The Gold Medal Award was finally presented to “Under” by Columbia University’s Mark Raso, a Toronto native who’s been a natural-born filmmaker since the age of eight. An ambitious depiction of a former addict and her boyfriend trapped in an unexpected icy situation, the film uses a roster of cinematic tricks to bring its startling scenario to life. “I am freaking out!” Raso proclaimed on the stage, thanking the Academy for these important awards for aspiring filmmakers: “You don’t know how much this means to us.”
To see a truly unparalleled variety of films, look no further than the Foreign category and its spotlight on filmmaking voices from around the globe. The evening’s final presenter, Best Actress nominee Laura Dern (“Rambling Rose”), grew up in a Hollywood family and cited seeing foreign films since childhood in this same theater as a major factor in her decision to become an actress. The films submitted in this category, which has existed for the past 32 years, do not compete with the American student films and are arranged in conjunction with The International Association of Film and Television School (CILECT). The Bronze Medal Award winner, “The Swing of the Coffin Maker,” was directed by Elmar Imanov, who hails from the International Film School Cologne in Germany. An uplifting drama about a father whose treatment towards his young son changes dramatically with some major medical news, the film also had some dedicated crew who made the journey to the theater for the big night. In one of the funniest speech moments, Imanov thanked his biology teacher—who simply said “Don’t do it!” when the director thought of pursuing a scientific career.
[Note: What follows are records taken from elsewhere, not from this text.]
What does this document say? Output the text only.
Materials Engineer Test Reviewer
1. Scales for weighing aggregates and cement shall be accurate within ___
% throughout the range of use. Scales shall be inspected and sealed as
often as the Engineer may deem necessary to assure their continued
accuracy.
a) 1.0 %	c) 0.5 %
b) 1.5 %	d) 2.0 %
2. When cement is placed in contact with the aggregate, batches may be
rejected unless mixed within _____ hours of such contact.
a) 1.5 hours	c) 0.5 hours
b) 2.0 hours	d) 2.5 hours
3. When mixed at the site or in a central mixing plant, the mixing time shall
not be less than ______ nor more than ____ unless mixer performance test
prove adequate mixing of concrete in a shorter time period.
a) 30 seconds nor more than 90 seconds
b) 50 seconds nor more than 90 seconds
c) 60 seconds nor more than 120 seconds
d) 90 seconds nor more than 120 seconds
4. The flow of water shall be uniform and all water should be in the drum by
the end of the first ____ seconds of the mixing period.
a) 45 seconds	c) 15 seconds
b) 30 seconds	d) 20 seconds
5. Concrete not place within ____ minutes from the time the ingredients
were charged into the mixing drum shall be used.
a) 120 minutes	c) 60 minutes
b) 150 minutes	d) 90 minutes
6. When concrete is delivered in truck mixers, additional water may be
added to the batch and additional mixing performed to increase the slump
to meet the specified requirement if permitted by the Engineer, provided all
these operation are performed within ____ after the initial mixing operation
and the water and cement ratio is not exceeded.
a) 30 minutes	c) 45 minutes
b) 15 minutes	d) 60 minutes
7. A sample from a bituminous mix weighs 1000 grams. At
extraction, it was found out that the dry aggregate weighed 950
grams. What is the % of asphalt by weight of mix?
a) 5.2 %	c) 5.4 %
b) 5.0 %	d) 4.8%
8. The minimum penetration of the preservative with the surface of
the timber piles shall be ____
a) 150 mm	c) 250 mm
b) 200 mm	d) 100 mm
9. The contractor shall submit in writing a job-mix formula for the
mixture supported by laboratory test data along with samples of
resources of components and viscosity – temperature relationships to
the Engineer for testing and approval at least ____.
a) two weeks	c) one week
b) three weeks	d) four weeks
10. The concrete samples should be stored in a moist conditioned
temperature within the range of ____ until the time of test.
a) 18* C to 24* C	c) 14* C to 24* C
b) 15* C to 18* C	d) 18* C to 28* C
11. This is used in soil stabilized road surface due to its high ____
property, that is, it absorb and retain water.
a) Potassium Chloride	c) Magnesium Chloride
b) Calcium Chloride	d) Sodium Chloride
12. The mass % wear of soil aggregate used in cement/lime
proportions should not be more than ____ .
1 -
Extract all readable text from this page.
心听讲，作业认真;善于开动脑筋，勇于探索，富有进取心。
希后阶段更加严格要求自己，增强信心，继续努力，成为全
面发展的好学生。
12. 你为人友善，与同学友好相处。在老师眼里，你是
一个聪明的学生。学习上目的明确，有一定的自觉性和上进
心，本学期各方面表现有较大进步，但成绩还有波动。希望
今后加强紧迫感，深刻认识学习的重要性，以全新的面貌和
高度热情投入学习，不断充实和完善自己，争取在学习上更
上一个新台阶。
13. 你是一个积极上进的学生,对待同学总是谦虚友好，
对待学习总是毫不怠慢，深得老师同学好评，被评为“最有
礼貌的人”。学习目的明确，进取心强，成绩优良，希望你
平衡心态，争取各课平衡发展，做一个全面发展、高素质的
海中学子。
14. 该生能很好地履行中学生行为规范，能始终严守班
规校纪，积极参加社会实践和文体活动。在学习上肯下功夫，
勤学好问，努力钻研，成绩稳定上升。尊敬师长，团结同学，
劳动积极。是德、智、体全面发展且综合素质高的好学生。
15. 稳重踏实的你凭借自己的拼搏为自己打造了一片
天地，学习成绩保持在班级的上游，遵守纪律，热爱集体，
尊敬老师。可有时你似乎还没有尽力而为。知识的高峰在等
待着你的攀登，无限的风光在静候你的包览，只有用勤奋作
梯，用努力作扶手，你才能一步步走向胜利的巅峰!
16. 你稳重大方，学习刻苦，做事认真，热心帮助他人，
Next the Silver Medal Award was next presented to “Of Dogs and Horses” by Thomas Stuber from the Film Academy Baden-Wüerttemberg in Germany. The widescreen, black-and-white tale of a man named Rolf, who goes to drastic lengths at a horse-racing track to save his old dog Pete, also proved to be the first and final screen appearance by Stuber’s beloved real-life pet.
For the last award of the evening, David Winstone from the University of Westminster in the United Kingdom accepted the Gold Medal Award for his film “For Elsie,” in which a piano teacher must teach Beethoven’s “Für Elise” to a Russian gangster’s daughter in a single day. The director, a huge “Jurassic Park” fan, had a sweet confession to make upon reaching the stage: “I’ve been in love with Laura Dern since I was five years old.” His sincere thanks to his crew and those who helped him proved to be a poignant and memorable moment, closing out a tremendous night for these new voices whose talents will no doubt continue to flourish for years to come.